Ich wähne mich in Wochenendanfangsstimmung, schlage die Zeitung auf und was muss ich lesen: einen Bericht über das neue Zentrum für Traditionelle Chinesische Medizin, das am Uniklinikum Hamburg-Eppendorf soeben eröffnet wurde. Die Hälfte der Kosten trägt immerhin eine private Krankenversicherung, aber die anderen beiden Viertel zahlen das UKE und die Stadt Hamburg, also auch ich.
Wollen wir doch mal sehen, was die da so machen. Vielleicht gibt es Hoffnung, dass die Forscher mit ein paar guten Studien die Spreu der TCM vom Weizen (jajaja, ich weiß, diese Studie mit der Akupunktur – da half es ein bisschen, aber nicht sehr nachhaltig) endgültig trennen können.
Der Artikel in der Hamburger Morgenpost stammt aus der Feder von Nina Gessner, die mir wegen ihres gesunden Menschenverstandes schon mehrfach positiv aufgefallen war.
(Kleiner Exkurs für alle, die mit dem Hamburger Tageszeitungsangebot nicht vertraut sind: die MOPO ist Boulevard, aber ein ehemaliges SPD-Blatt. Sie wird recht viel gelesen, gerne auch in Kombination mit der SZ oder FAZ. Die einzige Alternative ist das Hamburger Abendblatt aus dem Hause Springer. Wer keinen Internetanschluss hat, liest sie, um über die Müllabfuhrtermine informiert zu sein. Oder um die ersten Bilder der niedlichen Elefantenbabys bei Hagenbecks zu sehen).
Die MOPO schreibt also:
Tatsächlich ist an dem 120 Jahre alten Uniklinikum eine neue Ära angebrochen. Eine Ära, in der die Schulmedizin nicht mehr als einzige Wahrheit gilt, sondern in der man sich alternativen Methoden öffnet. „Wir hatten in dieser Hinsicht lange die Augen verschlossen”, gibt der Ärztliche Direktor Prof. Jörg Debatin zu.
Statistisch sei es aber mittlerweile so, dass jeder zweite Patient alternative medizinische Konzepte suche.
Klar: wer sucht, hat recht.
Die Klinik habe die Pflicht, darauf einzugehen.
Entschuldigung, das habe ich nicht ganz verstanden. Pflicht? Warum? Und warum von meinem Geld?
Und auch wenn es für TCM nach westlichen Standards keine Beweise gebe, so gelte das Motto: „Wer heilt, hat recht!”, so Debatin.
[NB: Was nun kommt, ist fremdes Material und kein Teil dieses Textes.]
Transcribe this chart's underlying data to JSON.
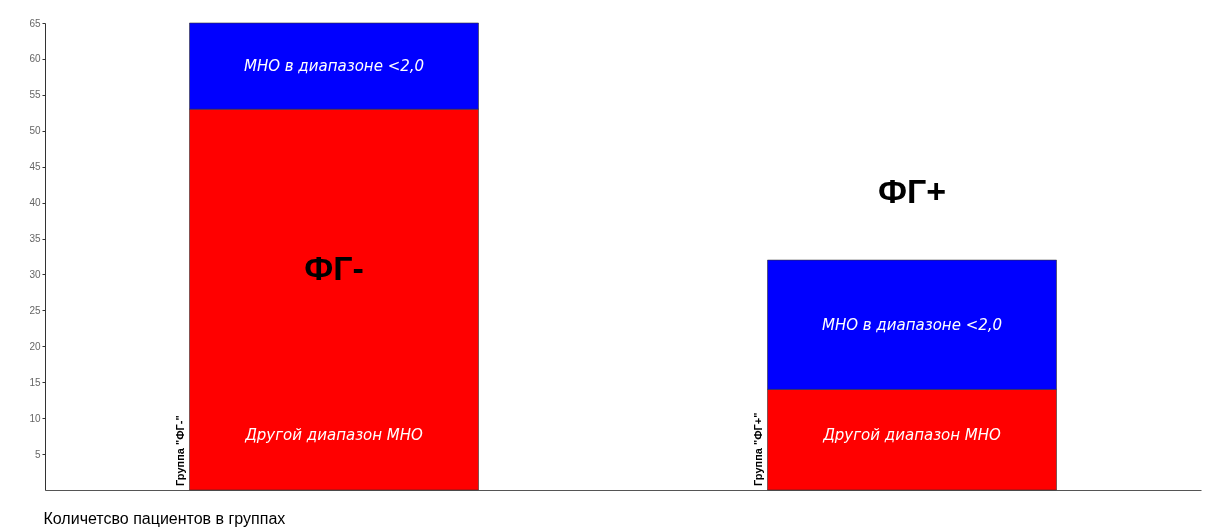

Schön, da isses, das Totschlagargument der Alternativheiler!
Aber Herr Debatin, bei Ihnen habe ich die Hoffnung noch nicht aufgegeben. Wissen Sie, wie man verlässlich herausfinden kann, OB etwas heilt? Vielleicht haben Sie schon mal davon gehört – genau: mit einer doppelblinden, randomisierten klinischen Studie.
Allerdings dürfte das Verblinden bzw. die Behandlung in der Kontrollgruppe nicht immer einfach sein:
Sie behandeln Schmerzen, Magen-Darm-Probleme, Haut- und Lungenkrankheiten, gynäkologische und neurologische Erkrankungen und greifen dabei zur Akupunktur-Nadel, zur „Moxa-Zigarre”, zu Massagen, chinesischen Kräutern und Atemübungen (Qigong).
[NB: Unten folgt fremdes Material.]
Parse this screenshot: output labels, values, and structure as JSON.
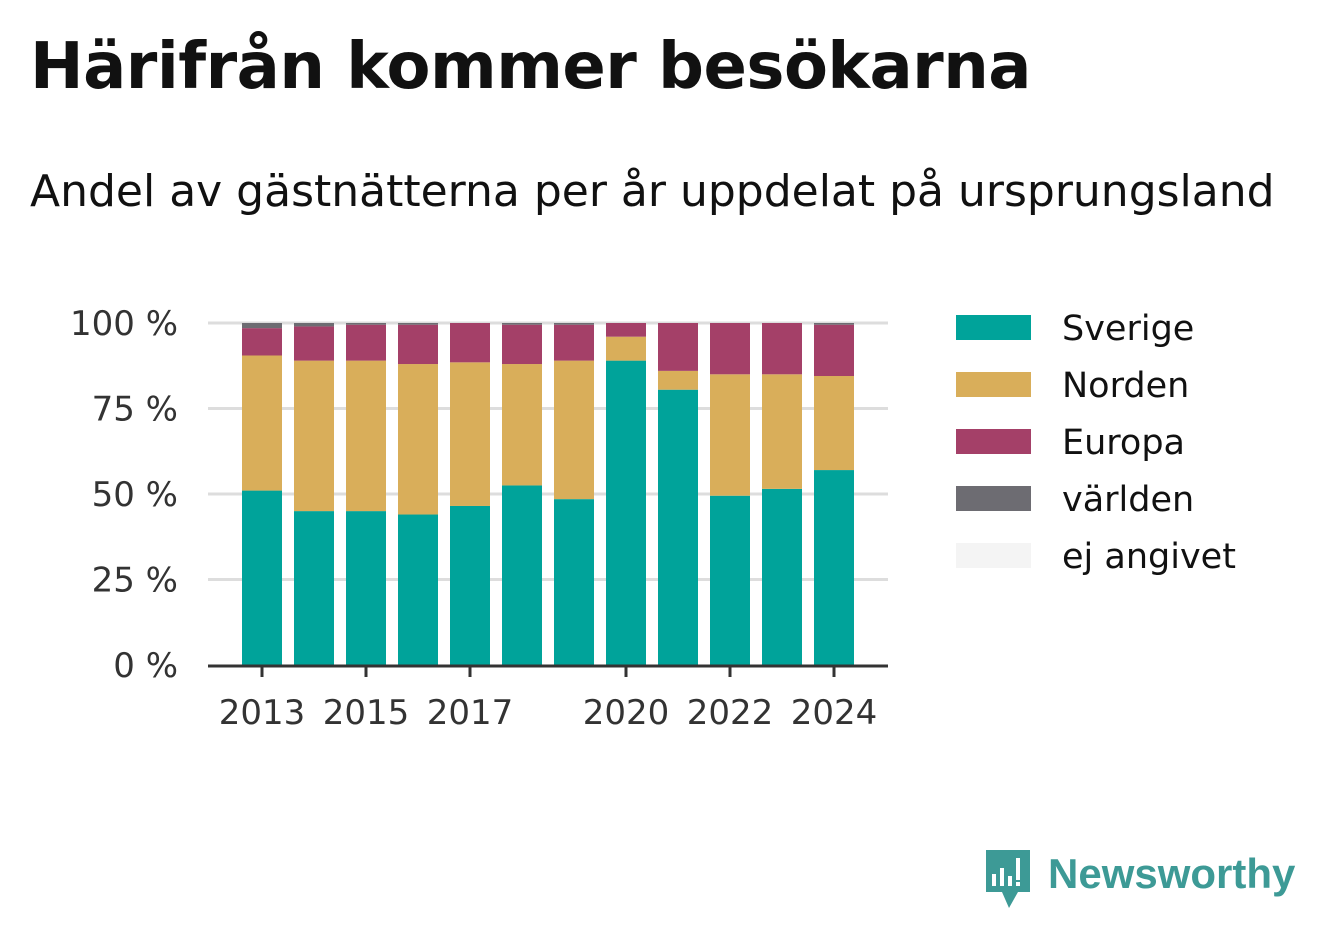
{
  "title": "Härifrån kommer besökarna",
  "subtitle": "Andel av gästnätterna per år uppdelat på ursprungsland",
  "brand": "Newsworthy",
  "colors": {
    "Sverige": "#00a39a",
    "Norden": "#d9ae5a",
    "Europa": "#a44068",
    "världen": "#6d6c72",
    "ej angivet": "#f4f4f4",
    "grid": "#dddddd",
    "axis": "#333333",
    "brand": "#3d9a96"
  },
  "chart_data": {
    "type": "bar",
    "stacked": true,
    "categories": [
      "2013",
      "2014",
      "2015",
      "2016",
      "2017",
      "2018",
      "2019",
      "2020",
      "2021",
      "2022",
      "2023",
      "2024"
    ],
    "x_tick_labels": [
      "2013",
      "2015",
      "2017",
      "2020",
      "2022",
      "2024"
    ],
    "y_ticks": [
      "0 %",
      "25 %",
      "50 %",
      "75 %",
      "100 %"
    ],
    "ylim": [
      0,
      100
    ],
    "grid": true,
    "legend_position": "right",
    "series": [
      {
        "name": "Sverige",
        "values": [
          51,
          45,
          45,
          44,
          46.5,
          52.5,
          48.5,
          89,
          80.5,
          49.5,
          51.5,
          57
        ]
      },
      {
        "name": "Norden",
        "values": [
          39.5,
          44,
          44,
          44,
          42,
          35.5,
          40.5,
          7,
          5.5,
          35.5,
          33.5,
          27.5
        ]
      },
      {
        "name": "Europa",
        "values": [
          8,
          10,
          10.5,
          11.5,
          11.5,
          11.5,
          10.5,
          4,
          14,
          15,
          15,
          15
        ]
      },
      {
        "name": "världen",
        "values": [
          1.5,
          1,
          0.5,
          0.5,
          0,
          0.5,
          0.5,
          0,
          0,
          0,
          0,
          0.5
        ]
      },
      {
        "name": "ej angivet",
        "values": [
          0,
          0,
          0,
          0,
          0,
          0,
          0,
          0,
          0,
          0,
          0,
          0
        ]
      }
    ]
  }
}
Und warum bleiben die TCM-Heiler dann nicht in ihren Privatpraxen, sondern kommen an eine – vorsichtig ausgedrückt – renommierte Uniklinik?
Da haben wir’s:
Außerdem verwenden die Ärzte viel Zeit für Forschung.
Da bin ich mal gespannt, was das Zentrum selbst über seine Forschung schreibt.
Klinische Forschung soll nicht nur – wie häufig zur Traditionellen Chinesischen Medizin (TCM) – beschreibenden Charakter haben, sondern über den Status der Kasuistik hinaus gehen. Daher sind randomisierte und verblindete Studien zu erstellen, ggf. mit anderen Zentren gemeinsam. Grundlagenforschung strebt nach dem Verständnis der Wirkung der TCM. Sie testet z.B. neurobiologische Mechanismen der Akupunktur-Analgesie, Wirkungsweisen von Kräutern über Modulation der Funktionen des autonomen Nervensystems oder Wirkungen der chinesischen Arzneitherapie auf die Immunologie oder bei der Krebsbehandlung.
Das kann man so lassen.
Weitgehend neu ist der im Hamburger TCM-Zentrum geplante Ansatz, mit den physikalischen Methoden der Gas- und Flüssig-Spektrometrie sowie der Massenspektrometrie die ganzheitliche Wirkung der TCM-Behandlungen zu untersuchen.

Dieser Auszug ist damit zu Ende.